The dataset is a full 45 GB, but I only wanted to work with a small subset. So I picked one of the small image files (3 GB or so) and went with that. When I have a compressed minimal dataset ready, I’ll post that.

The data itself is RGB 160x320 images, and a whole mess of logging information, including the precious speed, acceleration, and steering angle. The minimal data in question is about 20000 data points, although the first 1000 or so are the vehicle backing out of a garage.

This episode was spent just poking through the data and trying to reformat it. One catch is that there are 20 images per second, but the logging records 100 times per second. What’s worse is that it’s not exactly those numbers, so you can’t just take very 5th logging point to tie to the image. The logging does provide a pointer to the appropriate image for each log point, but it took some mangling to get that in the form I wanted. Once that was done, it was mostly smooth sailing resizing the image data. From 3 GB down to about 256 MB. Not bad.

There still needs to be rescaling of the other parameters. This should be pretty straightforward, but I know an issue is that most of the driving is straight ahead, with only slight adjustments. This is reflective of real driving on a highway of course, but Otto will be doing a lot of turning.

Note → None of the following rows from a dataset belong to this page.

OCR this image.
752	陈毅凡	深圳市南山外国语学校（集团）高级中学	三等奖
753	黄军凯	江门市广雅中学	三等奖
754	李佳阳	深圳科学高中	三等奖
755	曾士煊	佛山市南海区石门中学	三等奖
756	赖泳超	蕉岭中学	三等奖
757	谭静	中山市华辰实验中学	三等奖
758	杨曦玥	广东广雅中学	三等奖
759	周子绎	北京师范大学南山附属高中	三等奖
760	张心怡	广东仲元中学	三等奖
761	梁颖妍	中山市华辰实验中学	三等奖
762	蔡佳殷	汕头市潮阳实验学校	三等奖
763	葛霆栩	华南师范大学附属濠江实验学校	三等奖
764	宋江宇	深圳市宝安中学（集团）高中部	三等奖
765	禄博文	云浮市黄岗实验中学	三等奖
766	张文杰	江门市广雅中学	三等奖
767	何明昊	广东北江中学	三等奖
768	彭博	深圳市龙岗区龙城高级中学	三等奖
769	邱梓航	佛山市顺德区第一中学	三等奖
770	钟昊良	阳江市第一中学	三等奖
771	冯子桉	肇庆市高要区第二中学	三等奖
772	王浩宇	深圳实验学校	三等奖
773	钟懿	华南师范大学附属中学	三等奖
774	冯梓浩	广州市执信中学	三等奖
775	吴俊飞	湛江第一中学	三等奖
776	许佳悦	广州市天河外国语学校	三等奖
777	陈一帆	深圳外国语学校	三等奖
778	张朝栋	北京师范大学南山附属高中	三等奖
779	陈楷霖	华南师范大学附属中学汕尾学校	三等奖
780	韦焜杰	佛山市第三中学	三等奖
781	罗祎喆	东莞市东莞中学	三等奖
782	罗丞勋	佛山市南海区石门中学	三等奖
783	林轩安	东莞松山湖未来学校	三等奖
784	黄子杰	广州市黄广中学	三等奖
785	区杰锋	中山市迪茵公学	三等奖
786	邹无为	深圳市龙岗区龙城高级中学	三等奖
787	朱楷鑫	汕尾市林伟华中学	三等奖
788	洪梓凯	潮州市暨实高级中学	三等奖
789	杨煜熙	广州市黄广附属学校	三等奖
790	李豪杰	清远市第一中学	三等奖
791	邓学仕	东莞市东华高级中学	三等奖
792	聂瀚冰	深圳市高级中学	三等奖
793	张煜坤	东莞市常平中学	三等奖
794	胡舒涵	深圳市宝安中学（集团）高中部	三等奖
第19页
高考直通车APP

Self-driving Control Script

The first real race is this weekend, so the push this past week was to finalize the model and write a control script to communicate with the car. On the model front, I decided to drop trying to model gas, preferring to have a decent model of steering instead. This also meant reducing the regularization and removing the dropout. I think the data I have may not be sufficient for these kinds of techniques. The final Mean Squared Error I got was about 0.028 or so. Not great, but ok.

Isaac Gerg was kind enough to send me a model he cooked up using the same data. His model converts the images to grayscale, but is similar in style. The other big difference is that he goes for a wider model with 1 fewer layers. The computation takes longer, but this model got MSE of about 0.02 on stream. Not half bad.

To make the model drive the car, we have to communicate over a serial port to a FUBARino. First we read input of the acceleration (as well as yaw, pitch, and roll). Then we combine this with webcam imagery (via Pygame) to make a steering prediction. This prediction gets rescaled and sent back down the serial port to direct the car. Step 3: Profit.